Manifestantes de 20 setores se uniram ao movimento. Aeroporto teve centenas de voos cancelados

Por Agência Brasil

A polícia reagiu com bombas de gás lacrimogêneo e balas de borracha ao grupo que quebrou o metrô
A polícia reagiu com bombas de gás lacrimogêneo e balas de borracha ao grupo que quebrou o metrô -
China - Motoristas, funcionários públicos, comissários de bordo e pilotos, entre outros, decidiram fazer greve, garantindo que telefonariam para dizer que estavam doentes. Assim começou a nona semana consecutiva de protestos em Hong Kong, nesta segunda-feira.

Mais de 14 mil pessoas de 20 setores laborais aderiram aos protestos. Vários ativistas invadiram as principais estações de Metrô, impedindo a partida das composições.

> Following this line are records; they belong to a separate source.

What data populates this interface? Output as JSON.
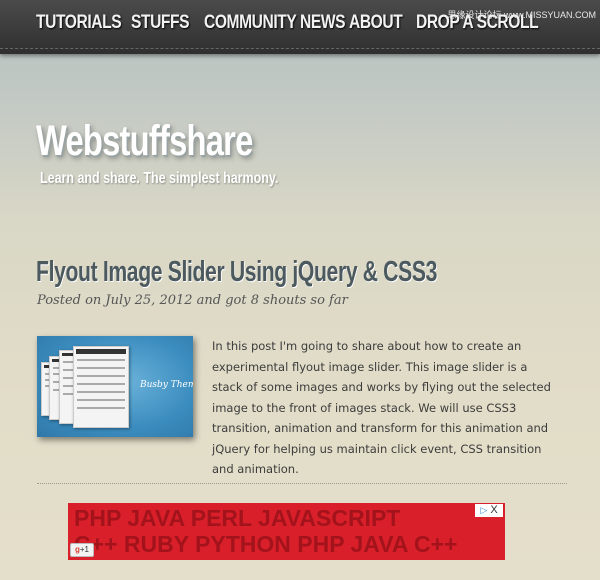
{
  "nav": {
    "items": [
      {
        "label": "TUTORIALS"
      },
      {
        "label": "STUFFS"
      },
      {
        "label": "COMMUNITY NEWS"
      },
      {
        "label": "ABOUT"
      },
      {
        "label": "DROP A SCROLL"
      }
    ],
    "watermark": "思缘设计论坛 www.MISSYUAN.COM"
  },
  "site": {
    "title": "Webstuffshare",
    "tagline": "Learn and share. The simplest harmony."
  },
  "post": {
    "title": "Flyout Image Slider Using jQuery & CSS3",
    "meta": "Posted on July 25, 2012 and got 8 shouts so far",
    "thumbnail_caption": "Busby Theme",
    "excerpt": "In this post I'm going to share about how to create an experimental flyout image slider. This image slider is a stack of some images and works by flying out the selected image to the front of images stack. We will use CSS3 transition, animation and transform for this animation and jQuery for helping us maintain click event, CSS transition and animation."
  },
  "ad": {
    "line1": "PHP JAVA PERL JAVASCRIPT",
    "line2": "C++ RUBY PYTHON PHP JAVA C++",
    "plusone": "+1",
    "close": "X"
  },
  "colors": {
    "nav_bg": "#3a3a3a",
    "title_color": "#4c5a60",
    "ad_red": "#d81f2a",
    "thumb_blue": "#3b8cbf"
  }
}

Os distúrbios também se verificaram no aeroporto internacional de Hong Kong, um dos mais movimentados do mundo e mais de 200 voos foram cancelados. A maioria dos voos cancelados é de operadoras locais como a Hong Kong Airlines e a Cathay Pacific.

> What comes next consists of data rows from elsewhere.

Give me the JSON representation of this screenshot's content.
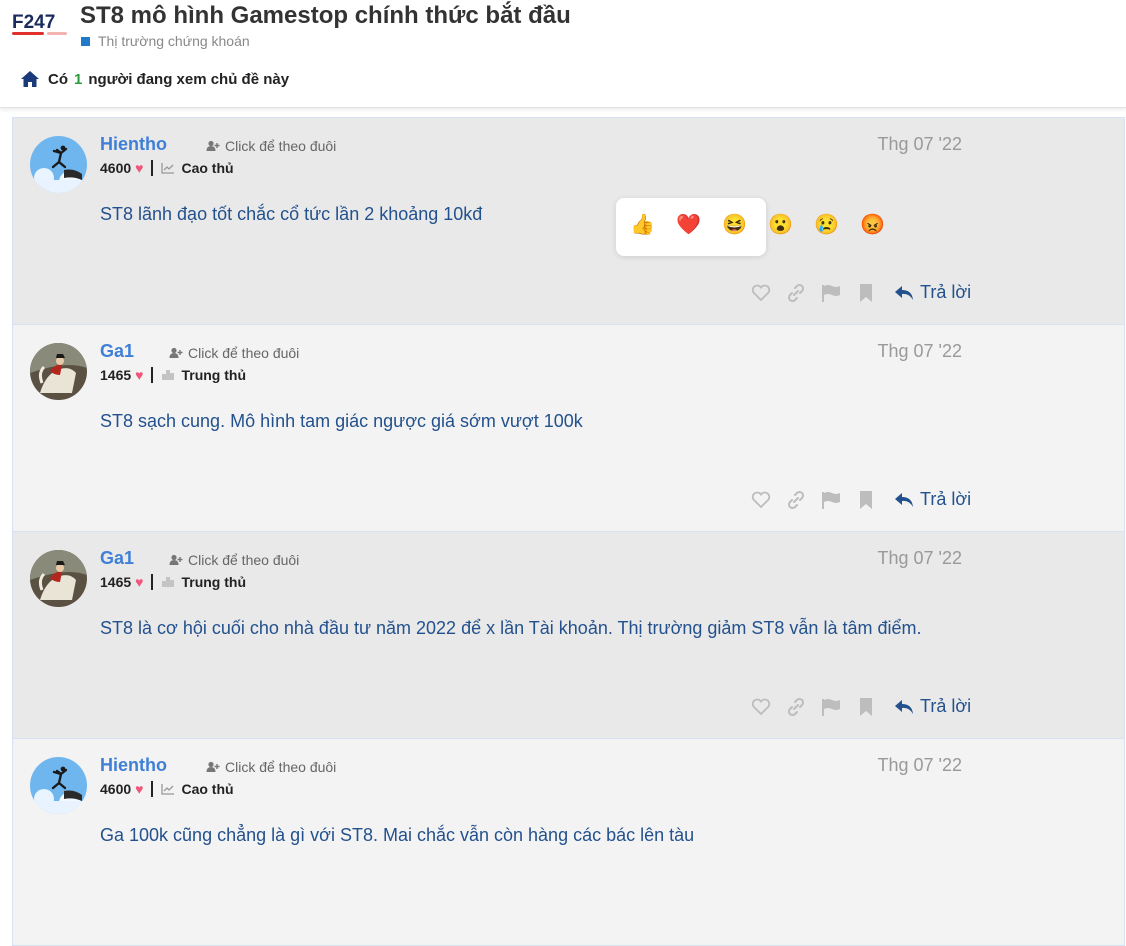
{
  "header": {
    "logo_text": "F247",
    "title": "ST8 mô hình Gamestop chính thức bắt đầu",
    "category": "Thị trường chứng khoán",
    "viewers": {
      "prefix": "Có",
      "count": "1",
      "suffix": "người đang xem chủ đề này"
    }
  },
  "reactions": [
    "👍",
    "❤️",
    "😆",
    "😮",
    "😢",
    "😡"
  ],
  "posts": [
    {
      "username": "Hientho",
      "follow": "Click để theo đuôi",
      "points": "4600",
      "rank": "Cao thủ",
      "date": "Thg 07 '22",
      "content": "ST8 lãnh đạo tốt chắc cổ tức lần 2 khoảng 10kđ",
      "reply": "Trả lời"
    },
    {
      "username": "Ga1",
      "follow": "Click để theo đuôi",
      "points": "1465",
      "rank": "Trung thủ",
      "date": "Thg 07 '22",
      "content": "ST8 sạch cung. Mô hình tam giác ngược giá sớm vượt 100k",
      "reply": "Trả lời"
    },
    {
      "username": "Ga1",
      "follow": "Click để theo đuôi",
      "points": "1465",
      "rank": "Trung thủ",
      "date": "Thg 07 '22",
      "content": "ST8 là cơ hội cuối cho nhà đầu tư năm 2022 để x lần Tài khoản. Thị trường giảm ST8 vẫn là tâm điểm.",
      "reply": "Trả lời"
    },
    {
      "username": "Hientho",
      "follow": "Click để theo đuôi",
      "points": "4600",
      "rank": "Cao thủ",
      "date": "Thg 07 '22",
      "content": "Ga 100k cũng chẳng là gì với ST8. Mai chắc vẫn còn hàng các bác lên tàu",
      "reply": "Trả lời"
    }
  ],
  "colors": {
    "accent": "#3f7fd6",
    "content": "#23518d",
    "heart": "#f0567a",
    "viewer_count": "#2a9d3a"
  }
}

Entre os manifestantes, encontram-se também funcionários públicos. Por outro lado, várias lojas e serviços também fecharam nesta segunda-feira por conta dos efeitos da paralisação.

A chefe do governo autônomo de Hong Kong, Carrie Lam, disse que os protestos estão empurrando a cidade para uma situação muito perigosa.

Carrie Lam acusa os manifestantes de provocarem a desordem pública num dia de greve geral que paralisou por completo os serviços de transporte.

A polícia de Hong Kong voltou a lançar gás lacrimogêneo sobre a população. Desde que os protestos começaram, há dois meses, já foram detidas mais de 400 manifestantes, que exigem a independência em relação à China.